The researchers categorized mobility disability as an inability to independently walk for 400 m, or less than 15 minutes. Persistent mobility disability was an inability to walk 400 m two consecutive times. The average follow-up was 26.4 months.
Marzetti and colleagues reported that mobility disability occurred in 46.8% of participants in the intervention group with SPPB scores of 3 to 7. Comparatively, 52.7% of participants in the control group who had SPPB scores of 3 to 7 were considered mobility disabled (HR = 0.78; 95% CI, 0.67-0.92). For participants with SPPB scores of 8 or 9, mobility disability occurred in 29.7% of participants in the intervention group and in 23.9% of participants in the control group (HR = 1.25; 95% CI, 0.79-1.95).
Persistent mobility disability occurred in 21% of participants with SPPB scores of 3 to 7 in the intervention group and 25% of participants with the same scores in the control group (HR = 0.79; 95% CI, 0.62-1.01).
At 24 and 36 months, the intervention group had a greater increase in SPPB scores than the control group (least squares mean difference = 0.8 points; 95% CI, 0.5-1.1 at 24 months; 1 point; 95% CI, 0.5-1.6 at 36 months), according to the researchers. A decline in handgrip strength at 24 months was less pronounced in women assigned to the intervention (P = .028). Moreover, women in the intervention group lost 0.24 kg (95% CI, 0.1-0.39) and 0.49 kg (95% CI, 0.26-0.73) less appendicular lean mass than women in the control group at 24 and 36 months, respectively.
While there was a high rate of serious adverse events, impacting 39.2% of participants assigned to the intervention, this was comparable to the rate of serious adverse events among participants in the control group (36%), according to the researchers.

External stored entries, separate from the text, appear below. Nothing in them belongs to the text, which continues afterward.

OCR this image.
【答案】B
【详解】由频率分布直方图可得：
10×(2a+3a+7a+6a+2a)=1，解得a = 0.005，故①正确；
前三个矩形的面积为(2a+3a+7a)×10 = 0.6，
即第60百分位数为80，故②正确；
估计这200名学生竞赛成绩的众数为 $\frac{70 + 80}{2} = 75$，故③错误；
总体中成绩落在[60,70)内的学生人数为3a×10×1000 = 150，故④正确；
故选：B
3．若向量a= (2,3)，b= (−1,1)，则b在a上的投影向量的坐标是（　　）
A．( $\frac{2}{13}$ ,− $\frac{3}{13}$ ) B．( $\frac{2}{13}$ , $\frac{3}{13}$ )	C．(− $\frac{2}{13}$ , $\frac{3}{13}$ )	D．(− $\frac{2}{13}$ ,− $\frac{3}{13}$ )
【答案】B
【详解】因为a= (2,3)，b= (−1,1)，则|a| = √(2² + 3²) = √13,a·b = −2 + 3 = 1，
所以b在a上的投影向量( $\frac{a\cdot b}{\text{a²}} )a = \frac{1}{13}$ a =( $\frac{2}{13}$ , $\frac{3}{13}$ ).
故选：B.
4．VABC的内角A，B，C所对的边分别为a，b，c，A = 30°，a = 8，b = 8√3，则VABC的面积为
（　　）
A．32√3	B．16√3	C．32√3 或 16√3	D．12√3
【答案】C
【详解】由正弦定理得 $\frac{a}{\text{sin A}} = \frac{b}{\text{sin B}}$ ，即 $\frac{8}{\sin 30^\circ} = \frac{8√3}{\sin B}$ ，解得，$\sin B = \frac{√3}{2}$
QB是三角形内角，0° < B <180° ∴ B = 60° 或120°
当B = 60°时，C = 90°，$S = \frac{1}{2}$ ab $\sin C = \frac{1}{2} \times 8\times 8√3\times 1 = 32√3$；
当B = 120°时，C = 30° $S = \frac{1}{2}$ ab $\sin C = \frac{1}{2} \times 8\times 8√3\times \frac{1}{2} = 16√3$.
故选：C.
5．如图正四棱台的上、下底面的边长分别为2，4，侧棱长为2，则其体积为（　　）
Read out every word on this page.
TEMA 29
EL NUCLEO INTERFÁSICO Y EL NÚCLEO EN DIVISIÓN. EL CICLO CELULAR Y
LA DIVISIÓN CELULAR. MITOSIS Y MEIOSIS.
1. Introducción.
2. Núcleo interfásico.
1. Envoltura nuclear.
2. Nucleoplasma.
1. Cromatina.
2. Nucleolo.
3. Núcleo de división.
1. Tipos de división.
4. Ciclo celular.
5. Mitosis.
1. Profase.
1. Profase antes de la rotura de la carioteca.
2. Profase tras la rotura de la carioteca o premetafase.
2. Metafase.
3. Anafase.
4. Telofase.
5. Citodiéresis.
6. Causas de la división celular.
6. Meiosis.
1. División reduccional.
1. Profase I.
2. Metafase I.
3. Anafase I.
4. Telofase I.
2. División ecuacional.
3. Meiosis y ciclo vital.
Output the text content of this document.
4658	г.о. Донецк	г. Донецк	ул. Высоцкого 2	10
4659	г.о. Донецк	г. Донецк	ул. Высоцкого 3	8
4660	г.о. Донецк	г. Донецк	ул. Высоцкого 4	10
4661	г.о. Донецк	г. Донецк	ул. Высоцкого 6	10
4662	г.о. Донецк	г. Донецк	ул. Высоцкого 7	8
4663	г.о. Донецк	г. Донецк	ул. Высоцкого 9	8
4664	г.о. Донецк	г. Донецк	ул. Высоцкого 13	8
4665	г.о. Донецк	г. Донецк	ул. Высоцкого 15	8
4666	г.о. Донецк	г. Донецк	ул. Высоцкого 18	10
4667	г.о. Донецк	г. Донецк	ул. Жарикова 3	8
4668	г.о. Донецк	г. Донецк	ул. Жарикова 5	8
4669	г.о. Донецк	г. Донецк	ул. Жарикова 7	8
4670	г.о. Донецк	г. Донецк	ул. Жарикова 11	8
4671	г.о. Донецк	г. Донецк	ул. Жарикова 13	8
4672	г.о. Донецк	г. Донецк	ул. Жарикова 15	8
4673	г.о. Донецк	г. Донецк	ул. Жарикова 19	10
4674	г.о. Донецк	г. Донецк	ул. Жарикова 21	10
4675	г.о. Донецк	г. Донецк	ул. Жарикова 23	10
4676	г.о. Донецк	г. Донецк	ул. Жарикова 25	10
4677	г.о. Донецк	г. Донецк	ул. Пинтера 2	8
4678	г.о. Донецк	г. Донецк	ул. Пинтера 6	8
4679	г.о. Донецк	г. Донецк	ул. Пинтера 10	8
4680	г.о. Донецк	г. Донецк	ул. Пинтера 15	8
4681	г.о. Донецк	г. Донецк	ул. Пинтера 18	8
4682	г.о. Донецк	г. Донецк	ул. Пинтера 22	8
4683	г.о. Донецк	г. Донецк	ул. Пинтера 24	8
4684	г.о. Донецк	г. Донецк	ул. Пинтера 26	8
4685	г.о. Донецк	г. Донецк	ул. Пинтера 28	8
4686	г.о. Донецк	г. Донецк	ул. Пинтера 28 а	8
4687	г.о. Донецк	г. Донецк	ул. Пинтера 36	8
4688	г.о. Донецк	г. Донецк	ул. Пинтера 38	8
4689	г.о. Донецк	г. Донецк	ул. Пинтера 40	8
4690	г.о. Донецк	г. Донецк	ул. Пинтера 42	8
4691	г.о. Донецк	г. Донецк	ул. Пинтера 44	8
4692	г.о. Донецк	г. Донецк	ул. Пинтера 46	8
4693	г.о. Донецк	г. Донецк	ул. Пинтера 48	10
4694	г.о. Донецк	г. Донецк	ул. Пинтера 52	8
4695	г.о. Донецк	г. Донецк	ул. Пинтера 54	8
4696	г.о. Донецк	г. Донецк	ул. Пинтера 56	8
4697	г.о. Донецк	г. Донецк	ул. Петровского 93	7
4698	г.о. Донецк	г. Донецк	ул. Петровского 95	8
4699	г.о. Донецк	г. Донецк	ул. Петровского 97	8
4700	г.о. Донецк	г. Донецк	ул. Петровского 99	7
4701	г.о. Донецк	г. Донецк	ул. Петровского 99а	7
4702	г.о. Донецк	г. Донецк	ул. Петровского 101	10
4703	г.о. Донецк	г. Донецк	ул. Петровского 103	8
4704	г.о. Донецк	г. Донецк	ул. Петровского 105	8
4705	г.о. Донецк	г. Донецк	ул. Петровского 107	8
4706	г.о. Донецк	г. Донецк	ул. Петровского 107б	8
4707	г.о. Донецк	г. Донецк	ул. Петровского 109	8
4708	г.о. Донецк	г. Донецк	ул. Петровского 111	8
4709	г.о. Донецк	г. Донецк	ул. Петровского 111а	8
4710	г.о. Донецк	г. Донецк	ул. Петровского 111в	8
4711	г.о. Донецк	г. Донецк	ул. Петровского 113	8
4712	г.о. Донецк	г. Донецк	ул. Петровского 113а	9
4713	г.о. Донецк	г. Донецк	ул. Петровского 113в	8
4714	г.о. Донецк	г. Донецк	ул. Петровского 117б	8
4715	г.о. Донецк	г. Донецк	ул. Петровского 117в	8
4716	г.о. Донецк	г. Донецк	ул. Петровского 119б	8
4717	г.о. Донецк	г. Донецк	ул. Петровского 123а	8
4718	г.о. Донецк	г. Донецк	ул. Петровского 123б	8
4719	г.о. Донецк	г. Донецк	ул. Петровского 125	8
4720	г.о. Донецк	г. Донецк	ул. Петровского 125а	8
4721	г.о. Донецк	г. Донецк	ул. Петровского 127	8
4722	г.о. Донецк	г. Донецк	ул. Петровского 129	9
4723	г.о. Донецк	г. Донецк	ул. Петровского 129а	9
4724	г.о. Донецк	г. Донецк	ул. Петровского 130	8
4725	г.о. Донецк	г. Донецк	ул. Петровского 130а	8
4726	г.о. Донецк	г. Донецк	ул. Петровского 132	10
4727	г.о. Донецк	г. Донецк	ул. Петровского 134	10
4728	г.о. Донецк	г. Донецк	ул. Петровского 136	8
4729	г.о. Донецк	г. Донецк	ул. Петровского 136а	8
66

“U.S. and E.U. data indicate that about 13% of community dwelling adults aged 70 years and older have mobility disability,” Marzetti and colleagues wrote. “Almost half of participants in SPRINTT developed mobility disability over 36 months, indicating that the condition of interest is clinically relevant and identifies an important public health problem.”
They concluded that the findings indicate a multicomponent intervention may be used a strategy to preserve mobility in older people at risk of disability.